Young M P, Gooder V J, Oltermann M H, Bohman C B, French T K, James B C
Critical Care Department, McKay-Dee Hospital Center, Ogden, UT 84403, USA.
Int J Qual Health Care. 1998 Feb;10(1):15-26. doi: 10.1093/intqhc/10.1.15.
To determine the clinical and financial outcomes of a highly structured multidisciplinary care model for patients in an intensive care unit (ICU) who require prolonged mechanical ventilation. The structured model outcomes (protocol group) are compared with the preprotocol outcomes.
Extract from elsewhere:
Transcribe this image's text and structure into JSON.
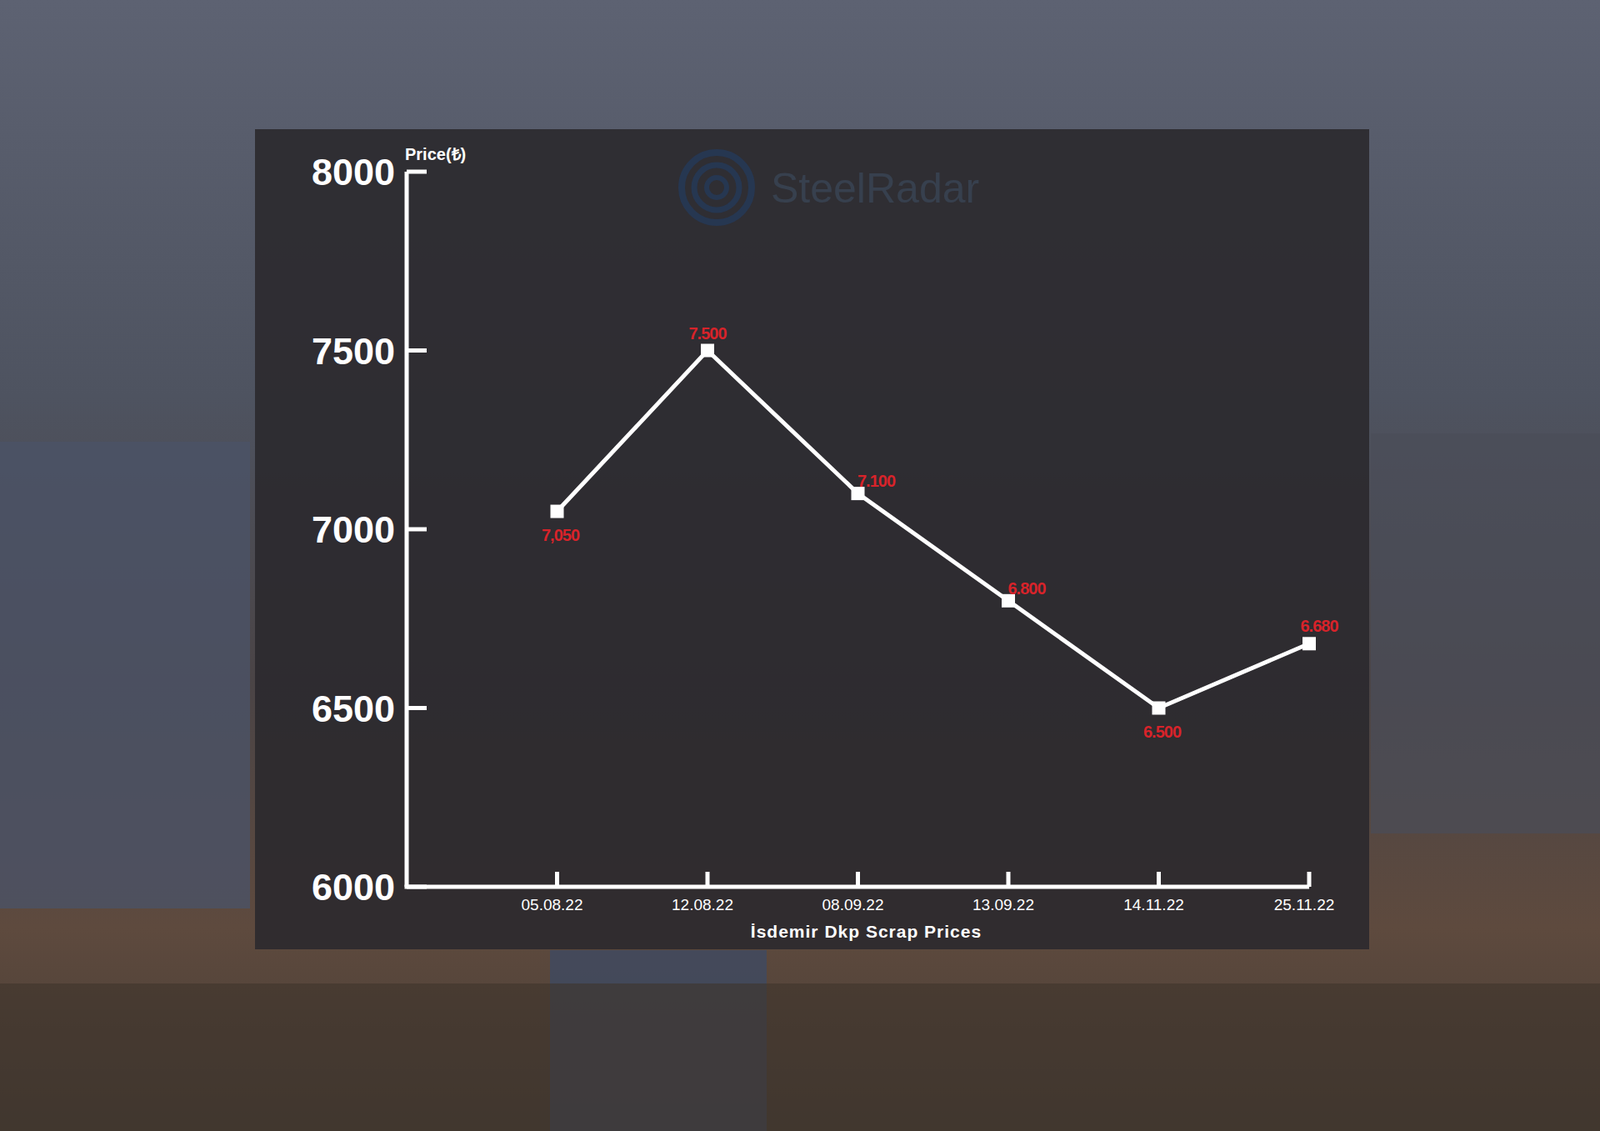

Descriptive study with financial analysis.
A twelve-bed medical-surgical ICU in a non-teaching tertiary referral center in Ogden, Utah.
During a 54 month period, 469 consecutive intensive care patients requiring mechanical ventilation for longer than 72 hours who did not meet exclusion criteria were studied.
A multidisciplinary team was formed to coordinate the care of ventilator-dependent patients. Care was integrated by daily collaborative bedside rounds, monthly meetings, and implementation of numerous guidelines and protocols. Patients were followed from the time of ICU admission until the day of hospital discharge.
Patients were assigned APACHE II scores on admission to the ICU, and were divided into eight diagnostic categories. ICU length of stay, hospital length of stay, costs, charges, reimbursement, and in-hospital mortality were measured.
Mortality in the preprotocol and protocol group, after adjustment for APACHE II scores, remained statistically unchanged (21-23%). After we implemented the new care model, we demonstrated significant decreases in the mean survivor's ICU length of stay (19.8 days to 14.7 days, P= 0.001), hospital length of stay (34.6 days to 25.9 days, P=0.001), charges (US$102500 to US$78500, P=0.001), and costs (US$71900 to US$58000, P=0.001).
Implementation of a structured multidisciplinary care model to care for a heterogeneous population of ventilator-dependent ICU patients was associated with significant reductions in ICU and hospital lengths of stay, charges, and costs. Mortality rates were unaffected.
确定一种高度结构化的多学科护理模式对重症监护病房(ICU)中需要长期机械通气患者的临床和财务结局。将结构化模式的结局(方案组)与方案实施前的结局进行比较。
带有财务分析的描述性研究。
犹他州奥格登市一家非教学型三级转诊中心的拥有12张床位的内科-外科ICU。
在54个月期间,对469例连续入住重症监护病房且需要机械通气超过72小时且未符合排除标准的患者进行了研究。
组建了一个多学科团队来协调依赖呼吸机患者的护理。通过每日床边协作查房、每月会议以及实施众多指南和方案来整合护理。从患者入住ICU之时起直至出院之日进行随访。
患者在入住ICU时被分配急性生理与慢性健康状况评分系统(APACHE II)分数,并被分为八个诊断类别。测量ICU住院时长、医院住院时长、费用、收费、报销金额以及院内死亡率。
在对APACHE II分数进行调整后,方案实施前和方案组的死亡率在统计学上保持不变(21%-23%)。在实施新的护理模式后,我们发现存活患者的平均ICU住院时长(从19.8天降至14.7天,P = 0.001)、医院住院时长(从34.6天降至25.9天,P = 0.001)、收费(从102500美元降至78500美元,P = 0.001)和成本(从71900美元降至58000美元,P = 0.001)均显著降低。
实施一种结构化的多学科护理模式来护理依赖呼吸机的不同类型ICU患者,可使ICU和医院住院时长、收费和成本显著降低。死亡率未受影响。